08
Feb
A Response to David Schleicher by Erin F. Delaney and Samuel Issacharoff
[Erin F. Delaney, a Research Fellow at Columbia Law School (she holds a Ph.D. from Cambridge University and a J.D. from the NYU School of Law), & Samuel Issacharoff, the Reiss Professor of Constitutional Law at New York University School of Law, respond to David Schleicher, What If Europe Held an Election and No One Cared?]Eurodemocracy
Multilevel democracy is difficult. Voters have limited time and even less information. Political parties provide the indispensable integrative mechanism for the polity and bring order to the chaotic political marketplace. But parties form around core political concerns, and national parties translate poorly across different levels of government.

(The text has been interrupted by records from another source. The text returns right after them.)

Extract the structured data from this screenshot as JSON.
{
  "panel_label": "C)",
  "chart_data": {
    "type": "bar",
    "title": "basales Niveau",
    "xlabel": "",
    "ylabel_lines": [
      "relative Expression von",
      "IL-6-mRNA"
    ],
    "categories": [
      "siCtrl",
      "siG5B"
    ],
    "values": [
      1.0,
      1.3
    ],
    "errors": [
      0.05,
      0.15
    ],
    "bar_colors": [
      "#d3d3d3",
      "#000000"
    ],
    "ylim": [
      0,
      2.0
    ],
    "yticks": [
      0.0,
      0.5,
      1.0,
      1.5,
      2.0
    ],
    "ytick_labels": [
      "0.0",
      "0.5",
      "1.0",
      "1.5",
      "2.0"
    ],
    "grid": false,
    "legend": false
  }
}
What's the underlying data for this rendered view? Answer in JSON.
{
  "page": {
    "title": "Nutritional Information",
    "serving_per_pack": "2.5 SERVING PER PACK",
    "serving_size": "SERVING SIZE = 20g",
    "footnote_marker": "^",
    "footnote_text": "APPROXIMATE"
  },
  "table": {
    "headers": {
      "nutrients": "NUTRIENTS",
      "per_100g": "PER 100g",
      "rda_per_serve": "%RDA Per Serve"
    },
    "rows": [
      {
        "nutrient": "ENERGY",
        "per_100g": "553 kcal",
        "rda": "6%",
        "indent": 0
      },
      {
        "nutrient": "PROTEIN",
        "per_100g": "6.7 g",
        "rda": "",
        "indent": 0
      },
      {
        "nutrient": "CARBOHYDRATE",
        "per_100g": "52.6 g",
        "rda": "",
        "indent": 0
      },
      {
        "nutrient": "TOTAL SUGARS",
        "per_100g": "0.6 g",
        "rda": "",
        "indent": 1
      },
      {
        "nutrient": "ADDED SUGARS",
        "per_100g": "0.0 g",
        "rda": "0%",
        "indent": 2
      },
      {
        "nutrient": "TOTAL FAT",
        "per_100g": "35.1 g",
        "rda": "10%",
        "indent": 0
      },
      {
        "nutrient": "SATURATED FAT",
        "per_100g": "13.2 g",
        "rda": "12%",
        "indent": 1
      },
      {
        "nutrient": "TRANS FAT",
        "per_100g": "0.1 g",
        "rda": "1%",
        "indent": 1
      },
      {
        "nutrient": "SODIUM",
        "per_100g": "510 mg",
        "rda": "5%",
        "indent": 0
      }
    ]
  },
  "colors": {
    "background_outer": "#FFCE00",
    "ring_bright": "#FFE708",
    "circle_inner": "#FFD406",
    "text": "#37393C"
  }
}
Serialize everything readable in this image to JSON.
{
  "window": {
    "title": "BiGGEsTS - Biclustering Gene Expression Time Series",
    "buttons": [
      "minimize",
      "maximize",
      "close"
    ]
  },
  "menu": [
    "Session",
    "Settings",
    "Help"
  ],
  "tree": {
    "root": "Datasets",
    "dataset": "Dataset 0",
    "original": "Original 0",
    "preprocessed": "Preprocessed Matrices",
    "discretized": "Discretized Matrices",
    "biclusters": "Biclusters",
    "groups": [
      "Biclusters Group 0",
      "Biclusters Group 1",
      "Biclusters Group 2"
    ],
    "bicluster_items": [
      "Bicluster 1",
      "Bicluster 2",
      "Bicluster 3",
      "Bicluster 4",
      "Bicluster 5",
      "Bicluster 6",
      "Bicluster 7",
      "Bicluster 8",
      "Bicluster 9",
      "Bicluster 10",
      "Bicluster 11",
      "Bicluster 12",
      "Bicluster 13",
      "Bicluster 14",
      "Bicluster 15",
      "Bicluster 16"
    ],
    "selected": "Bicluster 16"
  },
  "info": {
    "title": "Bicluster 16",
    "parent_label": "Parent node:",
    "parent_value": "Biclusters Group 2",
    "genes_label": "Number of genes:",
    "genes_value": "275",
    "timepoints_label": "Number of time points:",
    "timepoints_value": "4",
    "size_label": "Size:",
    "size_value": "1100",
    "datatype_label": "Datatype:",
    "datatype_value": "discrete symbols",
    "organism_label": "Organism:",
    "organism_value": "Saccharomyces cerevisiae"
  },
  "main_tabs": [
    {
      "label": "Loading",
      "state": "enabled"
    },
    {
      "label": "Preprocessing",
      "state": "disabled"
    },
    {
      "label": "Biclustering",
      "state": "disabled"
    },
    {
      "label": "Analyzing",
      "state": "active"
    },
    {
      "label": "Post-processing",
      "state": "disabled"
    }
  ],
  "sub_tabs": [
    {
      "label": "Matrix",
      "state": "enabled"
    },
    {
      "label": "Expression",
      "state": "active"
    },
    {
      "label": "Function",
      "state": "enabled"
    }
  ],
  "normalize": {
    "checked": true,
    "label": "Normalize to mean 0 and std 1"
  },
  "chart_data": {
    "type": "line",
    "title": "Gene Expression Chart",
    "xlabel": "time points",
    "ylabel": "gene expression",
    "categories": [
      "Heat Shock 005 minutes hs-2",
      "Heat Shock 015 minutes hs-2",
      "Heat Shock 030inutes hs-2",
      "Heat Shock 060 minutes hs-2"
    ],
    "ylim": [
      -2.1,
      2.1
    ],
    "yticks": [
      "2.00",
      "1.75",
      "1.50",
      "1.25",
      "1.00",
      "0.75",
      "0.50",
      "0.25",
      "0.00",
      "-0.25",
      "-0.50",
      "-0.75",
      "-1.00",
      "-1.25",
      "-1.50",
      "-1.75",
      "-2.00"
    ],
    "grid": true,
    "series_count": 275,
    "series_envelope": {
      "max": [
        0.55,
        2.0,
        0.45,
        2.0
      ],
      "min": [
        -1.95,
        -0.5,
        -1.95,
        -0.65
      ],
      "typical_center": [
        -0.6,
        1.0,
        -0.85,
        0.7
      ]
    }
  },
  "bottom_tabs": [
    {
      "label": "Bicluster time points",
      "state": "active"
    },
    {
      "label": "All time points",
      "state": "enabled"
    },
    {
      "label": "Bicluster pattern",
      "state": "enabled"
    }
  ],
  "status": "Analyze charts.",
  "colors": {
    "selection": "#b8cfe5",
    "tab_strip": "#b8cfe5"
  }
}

In this article, David Schleicher turns to the European Union and perceptively analyzes the failure to generate meaningful Europe-wide political parties and campaigns as symptomatic of many forms of multilevel democracy, and thus perhaps less distinctly European. He takes the analytic framework he honed with regard to the absence of robust partisan competition at the local level and directs it now to political institutions that pale beside vigorous national-level politics – specifically, the European Parliament, an institution which inspires mostly apathy and neglect in European voters. The result is a proposal to jigger the institutional prerequisites for EP representation in order to incentivize cross-European political organization and politics. What emerges is creative and provocative.